Chiude lo spazio MICROGalleria
dell’accademia, fondato nel luglio del 2004 presso l’Accademia di Belle Arti
dell’Aquila e, con una performance, Attilio
toglie tutte le scritte che caratterizzavano questo spazio, che torna ad
essere una comune aula, all'ultimo piano dell' accademia .
Prosegue invece la ricerca sulle pratiche espositive del progetto MICROGALLERIA.
Prosegue invece la ricerca sulle pratiche espositive del progetto MICROGALLERIA.
BYE BYE MICROGALLERIA
Video di Anna Maiorano e Cristina Reggio, 2012
Vittoria Biasi
L’aula centrale dell’ultimo piano dell’Accademia dell’Aquila ha un’ampia
storia di ricerca. Dal 2004 Anna Maiorano e Cristina Reggio, sentendo lo
spazio come luogo o corpus vivente,
con l’animismo proprio dell’arte, hanno avviato il progetto MICROGalleria (MG).
Qui segni, passaggi di studenti, impronte di senso sono nate dalla percezione
della luce, dal desiderio del confronto nell’incontro con l’anima. Le
curatrici, accanto a giovani artisti e studenti , hanno curato performance,
eventi, mostre vissute, costruendo un’esperienza, una sintassi partecipativa da
cenacolo, da gruppo di ricostruzione.
Lo spazio è stato vissuto come un luogo, come un corpo ricco di emozioni,
rese evidenti e strutturate con installazioni, con opere che ne hanno messo a
nudo i palpiti, l’aura. I progetti attorno cui è stata articolata la vita della
MG sono stati ideati su aspetti e volti della vita, quali il dono e il
desiderio.
Significativa in tal senso è l’installazione specific site Corsi e
Ricorsi 2010, del gruppo Artemad, che è la trans-scrizione
artistica, estetica del disastro partecipato. L’opera riporta
alla mente la poetica di Montale, dove la parola, come l’oggetto – le 308
scarpe dell’installazione – è intrisa di sacrificio, di rinuncia all’eco in cui
si rifugia il sentimento: come in un quadro di Morandi.
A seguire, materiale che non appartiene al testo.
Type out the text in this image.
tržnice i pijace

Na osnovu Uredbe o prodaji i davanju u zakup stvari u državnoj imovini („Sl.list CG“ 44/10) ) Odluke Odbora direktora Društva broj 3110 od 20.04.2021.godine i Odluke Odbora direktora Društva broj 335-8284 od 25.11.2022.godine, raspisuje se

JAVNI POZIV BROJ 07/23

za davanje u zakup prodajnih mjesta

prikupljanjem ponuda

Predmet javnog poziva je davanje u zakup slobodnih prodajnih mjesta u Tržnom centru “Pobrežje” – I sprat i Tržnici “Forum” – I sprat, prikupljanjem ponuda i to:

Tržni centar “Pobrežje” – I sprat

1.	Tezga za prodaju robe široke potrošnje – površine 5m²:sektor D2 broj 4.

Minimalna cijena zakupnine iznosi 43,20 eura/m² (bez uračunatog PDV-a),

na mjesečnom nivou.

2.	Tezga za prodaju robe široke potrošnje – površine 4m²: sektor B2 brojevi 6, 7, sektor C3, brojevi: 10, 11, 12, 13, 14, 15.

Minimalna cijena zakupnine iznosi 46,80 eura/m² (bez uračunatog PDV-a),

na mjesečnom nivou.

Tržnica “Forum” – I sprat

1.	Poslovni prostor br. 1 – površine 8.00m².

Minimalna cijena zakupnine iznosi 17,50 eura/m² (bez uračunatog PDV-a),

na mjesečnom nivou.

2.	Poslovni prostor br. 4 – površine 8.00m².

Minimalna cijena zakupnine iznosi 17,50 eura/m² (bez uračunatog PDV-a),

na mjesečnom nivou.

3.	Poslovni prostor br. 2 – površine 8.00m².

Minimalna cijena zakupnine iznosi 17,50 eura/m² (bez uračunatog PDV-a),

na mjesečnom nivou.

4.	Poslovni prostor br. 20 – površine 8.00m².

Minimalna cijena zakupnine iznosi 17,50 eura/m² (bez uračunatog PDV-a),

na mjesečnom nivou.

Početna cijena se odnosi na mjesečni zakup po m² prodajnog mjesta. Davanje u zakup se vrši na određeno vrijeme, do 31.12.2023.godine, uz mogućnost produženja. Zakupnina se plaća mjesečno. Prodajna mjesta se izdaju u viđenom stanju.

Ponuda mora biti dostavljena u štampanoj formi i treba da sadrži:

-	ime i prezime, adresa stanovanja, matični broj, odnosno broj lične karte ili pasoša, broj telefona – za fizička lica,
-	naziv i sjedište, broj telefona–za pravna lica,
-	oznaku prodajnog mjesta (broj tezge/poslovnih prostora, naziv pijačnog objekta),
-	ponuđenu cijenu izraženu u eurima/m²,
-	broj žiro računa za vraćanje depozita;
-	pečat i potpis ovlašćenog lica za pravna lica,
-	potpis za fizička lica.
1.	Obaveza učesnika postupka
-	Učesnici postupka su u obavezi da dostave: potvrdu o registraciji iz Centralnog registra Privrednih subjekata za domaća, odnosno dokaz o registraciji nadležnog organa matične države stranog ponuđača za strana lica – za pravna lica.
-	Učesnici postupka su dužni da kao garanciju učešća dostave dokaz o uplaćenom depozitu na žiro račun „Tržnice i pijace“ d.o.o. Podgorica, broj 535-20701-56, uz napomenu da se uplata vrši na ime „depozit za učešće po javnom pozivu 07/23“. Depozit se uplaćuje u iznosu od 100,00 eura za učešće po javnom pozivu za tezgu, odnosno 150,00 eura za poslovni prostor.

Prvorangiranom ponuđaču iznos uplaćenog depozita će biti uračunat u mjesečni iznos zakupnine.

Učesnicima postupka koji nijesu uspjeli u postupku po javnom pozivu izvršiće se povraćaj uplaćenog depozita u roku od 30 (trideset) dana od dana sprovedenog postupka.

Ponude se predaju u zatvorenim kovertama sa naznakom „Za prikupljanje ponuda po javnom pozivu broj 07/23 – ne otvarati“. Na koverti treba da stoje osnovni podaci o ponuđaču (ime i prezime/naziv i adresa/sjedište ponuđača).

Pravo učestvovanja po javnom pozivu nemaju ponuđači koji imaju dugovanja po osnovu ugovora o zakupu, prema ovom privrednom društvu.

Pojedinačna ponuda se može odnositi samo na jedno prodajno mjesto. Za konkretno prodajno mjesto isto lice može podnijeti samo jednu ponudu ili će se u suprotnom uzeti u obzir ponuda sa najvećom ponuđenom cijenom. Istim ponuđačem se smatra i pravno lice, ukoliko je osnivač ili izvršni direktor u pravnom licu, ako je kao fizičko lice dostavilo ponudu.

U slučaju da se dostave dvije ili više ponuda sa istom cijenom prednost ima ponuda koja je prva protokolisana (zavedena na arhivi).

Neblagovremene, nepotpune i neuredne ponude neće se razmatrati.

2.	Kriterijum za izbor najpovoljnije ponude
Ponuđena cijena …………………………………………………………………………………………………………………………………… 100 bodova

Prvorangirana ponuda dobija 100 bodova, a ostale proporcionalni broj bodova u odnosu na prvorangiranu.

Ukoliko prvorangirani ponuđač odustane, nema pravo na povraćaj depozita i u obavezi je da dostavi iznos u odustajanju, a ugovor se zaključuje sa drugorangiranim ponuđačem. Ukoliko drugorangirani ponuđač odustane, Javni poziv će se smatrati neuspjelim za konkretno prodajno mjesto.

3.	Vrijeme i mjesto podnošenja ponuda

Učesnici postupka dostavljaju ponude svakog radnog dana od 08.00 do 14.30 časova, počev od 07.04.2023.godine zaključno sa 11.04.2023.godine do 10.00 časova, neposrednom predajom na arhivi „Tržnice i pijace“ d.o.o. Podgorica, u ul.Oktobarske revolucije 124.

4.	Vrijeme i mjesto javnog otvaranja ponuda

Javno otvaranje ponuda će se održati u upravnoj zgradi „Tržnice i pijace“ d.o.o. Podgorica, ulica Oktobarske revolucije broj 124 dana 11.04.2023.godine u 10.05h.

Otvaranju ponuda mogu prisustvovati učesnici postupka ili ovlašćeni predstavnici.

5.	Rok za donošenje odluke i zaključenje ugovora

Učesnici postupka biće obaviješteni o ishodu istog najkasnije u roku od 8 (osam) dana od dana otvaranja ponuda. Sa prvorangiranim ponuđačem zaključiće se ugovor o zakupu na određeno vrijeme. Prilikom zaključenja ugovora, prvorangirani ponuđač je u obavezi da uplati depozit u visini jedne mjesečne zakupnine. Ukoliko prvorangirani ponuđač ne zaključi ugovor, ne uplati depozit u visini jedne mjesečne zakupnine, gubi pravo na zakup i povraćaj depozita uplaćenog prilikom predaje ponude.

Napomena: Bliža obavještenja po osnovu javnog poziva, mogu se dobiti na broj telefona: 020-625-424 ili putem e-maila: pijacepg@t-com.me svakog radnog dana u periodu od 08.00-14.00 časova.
Lo spazio della MG ha costruito nel tempo una sua storia, il progetto ha
alimentato una sua anima vissuta tra differenti sperimentazioni. I due momenti,
speculari, riflettono l’ideologia del work in progress propria delle curatrici
creatrici di una rete umana, di una concezione sociale dell’arte in cui l’humus
è la condivisione di un sentimento, la riunione circolare attorno ad un segno
che contagia.
Il dono, il desiderio sono tra i temi che hanno connotato i progetti
espositivi e hanno la centralità nell’idea dello spostamento, dell’esodo da
se stesse.
Il dono esce dal territorio del donante verso altre destinazioni, rispondendo
all’idea di mobilità, propria anche del desiderio. Sul proseguimento dell’idea
di mobilità, Anna Maiorano e Cristina Reggio propongono la sospensione
della MG come premessa di uno spostamento, di una ricerca altra del proprio
esistere. La risoluzione all over è un’iniziativa assonante con la
trasformazione del pensiero progettuale, che deve traslocare, mettere in atto
il trasferimento fisico, in cui abbandono e ricognizione sono rapporti di
forza. Il progetto ha il suo passaggio nella ritualità performativa di Attilio
Cianfrocca. L’artista è tra i fondatori del collettivo Artemad, impegnato in
un’ideologia di dialettica con alcuni processi sociali e culturali. Attilio
Cianfrocca è autore del tatuaggio, pratica artistica che si realizza sulla
mappatura della pelle. Il tatuaggio è un rapporto con la fisicità, con la base
umana, determinando una coscienza che si nutre di sensazioni vere
sublimate nella scrittura. Nella performance l’artista, lavorando sul corpo del
luogo, effettua un’azione inversa: di spoliazione e destrutturazione dello
spazio. Da ciò derivano le ramificazioni del sentimento: quello dell’assenza e
del ricordo, che nella dimensione utopica intesse la memoria; e quello
dell’autonomia, della libertà di déplacement propria dell’arte.